Speaker: Leo Meyerovich
Advisor:  Rastislav Bodik
Date: Monday, May 13th, 2013
Time: 3:30pm
Room: 373 Soda Hall



ABSTRACT:
From low-power phones to speed-hungry data visualizations, web browsers need a performance boost. Parallelization is an attractive opportunity because commodity client devices already feature multicore, subword-SIMD, and GPU hardware. However, a typical webpage will not strongly benefit from modern hardware because browsers were only designed for sequential execution. We therefore need to redesign browsers to be parallel. This thesis focuses on a browser component that we found to be particularly challenging: the layout engine.

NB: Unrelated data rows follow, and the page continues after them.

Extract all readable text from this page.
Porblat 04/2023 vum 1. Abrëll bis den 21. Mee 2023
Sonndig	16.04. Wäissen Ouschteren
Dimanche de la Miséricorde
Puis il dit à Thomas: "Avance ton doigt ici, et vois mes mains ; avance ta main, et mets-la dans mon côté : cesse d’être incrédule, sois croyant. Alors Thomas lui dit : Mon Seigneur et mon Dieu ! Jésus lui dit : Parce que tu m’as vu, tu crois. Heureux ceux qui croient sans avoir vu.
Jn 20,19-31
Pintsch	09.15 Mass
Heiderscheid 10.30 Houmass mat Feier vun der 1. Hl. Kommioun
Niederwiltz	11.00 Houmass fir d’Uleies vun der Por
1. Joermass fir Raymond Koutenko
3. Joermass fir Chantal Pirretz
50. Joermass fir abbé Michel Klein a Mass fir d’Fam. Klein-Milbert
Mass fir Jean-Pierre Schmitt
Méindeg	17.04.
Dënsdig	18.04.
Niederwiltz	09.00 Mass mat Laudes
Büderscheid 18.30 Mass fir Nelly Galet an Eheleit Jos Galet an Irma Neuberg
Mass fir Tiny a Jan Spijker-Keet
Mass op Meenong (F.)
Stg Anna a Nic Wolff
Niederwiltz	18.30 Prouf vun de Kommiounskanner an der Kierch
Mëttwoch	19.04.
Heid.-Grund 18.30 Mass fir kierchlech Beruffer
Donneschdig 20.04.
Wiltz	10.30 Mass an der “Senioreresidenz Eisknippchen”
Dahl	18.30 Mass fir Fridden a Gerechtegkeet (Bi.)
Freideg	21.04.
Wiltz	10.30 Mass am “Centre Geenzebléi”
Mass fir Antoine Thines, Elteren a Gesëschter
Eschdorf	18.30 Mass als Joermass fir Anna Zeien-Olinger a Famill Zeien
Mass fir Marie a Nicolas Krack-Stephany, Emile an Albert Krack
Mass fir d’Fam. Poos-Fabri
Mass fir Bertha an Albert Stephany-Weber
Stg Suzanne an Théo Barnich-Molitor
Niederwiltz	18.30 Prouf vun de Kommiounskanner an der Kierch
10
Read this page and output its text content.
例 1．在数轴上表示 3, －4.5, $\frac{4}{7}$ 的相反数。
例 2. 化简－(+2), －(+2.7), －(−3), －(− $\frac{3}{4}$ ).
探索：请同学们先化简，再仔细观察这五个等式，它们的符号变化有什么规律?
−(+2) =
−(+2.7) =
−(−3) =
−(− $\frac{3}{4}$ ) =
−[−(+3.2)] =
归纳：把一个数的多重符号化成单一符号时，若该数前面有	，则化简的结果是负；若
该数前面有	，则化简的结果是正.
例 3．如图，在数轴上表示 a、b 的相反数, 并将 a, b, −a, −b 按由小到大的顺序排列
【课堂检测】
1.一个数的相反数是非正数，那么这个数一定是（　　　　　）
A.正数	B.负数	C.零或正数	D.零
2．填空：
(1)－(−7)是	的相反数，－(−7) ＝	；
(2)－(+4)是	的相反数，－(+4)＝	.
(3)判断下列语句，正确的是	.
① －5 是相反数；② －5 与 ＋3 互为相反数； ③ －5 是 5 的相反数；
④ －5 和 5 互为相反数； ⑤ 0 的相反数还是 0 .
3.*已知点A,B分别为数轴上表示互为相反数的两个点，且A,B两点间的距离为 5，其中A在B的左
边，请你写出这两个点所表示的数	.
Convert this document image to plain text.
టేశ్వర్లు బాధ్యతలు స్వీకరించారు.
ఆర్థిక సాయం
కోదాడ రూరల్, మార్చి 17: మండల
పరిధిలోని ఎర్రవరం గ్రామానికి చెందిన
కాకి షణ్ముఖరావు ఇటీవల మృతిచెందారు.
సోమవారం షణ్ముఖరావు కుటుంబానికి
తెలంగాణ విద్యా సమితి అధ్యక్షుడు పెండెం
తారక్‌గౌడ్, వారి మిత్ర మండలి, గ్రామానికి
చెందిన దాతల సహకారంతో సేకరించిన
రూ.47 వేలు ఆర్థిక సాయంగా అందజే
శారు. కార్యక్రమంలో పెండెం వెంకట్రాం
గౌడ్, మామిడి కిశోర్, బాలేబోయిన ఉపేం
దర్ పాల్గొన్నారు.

We address layout engine implementation by identifying its surprising connection with attribute grammars and then solving key ensuing challenges:

1. We show how layout engines, both for documents and data visualization, can often be functionally specified in our extended form of attribute grammars.

2. We introduce a synthesizer that automatically schedules an attribute grammar as a composition of parallel tree traversals. Notably, our synthesizer is fast, simple to extend, and finds schedules that assist aggressive code generation.

3. We make editing parallel code safe by introducing a simple programming construct for partial behavioral specification: schedule sketching.

4. We optimize tree traversals for SIMD, MIMD, and GPU architectures at tree load time through novel data representation and scheduling optimizations.

Put together, we generated a parallel CSS document layout engine that can mostly render complex sites such as Wikipedia. Furthermore, we ran data visualizations in the browser that support interacting with over 100,000 data points in real time.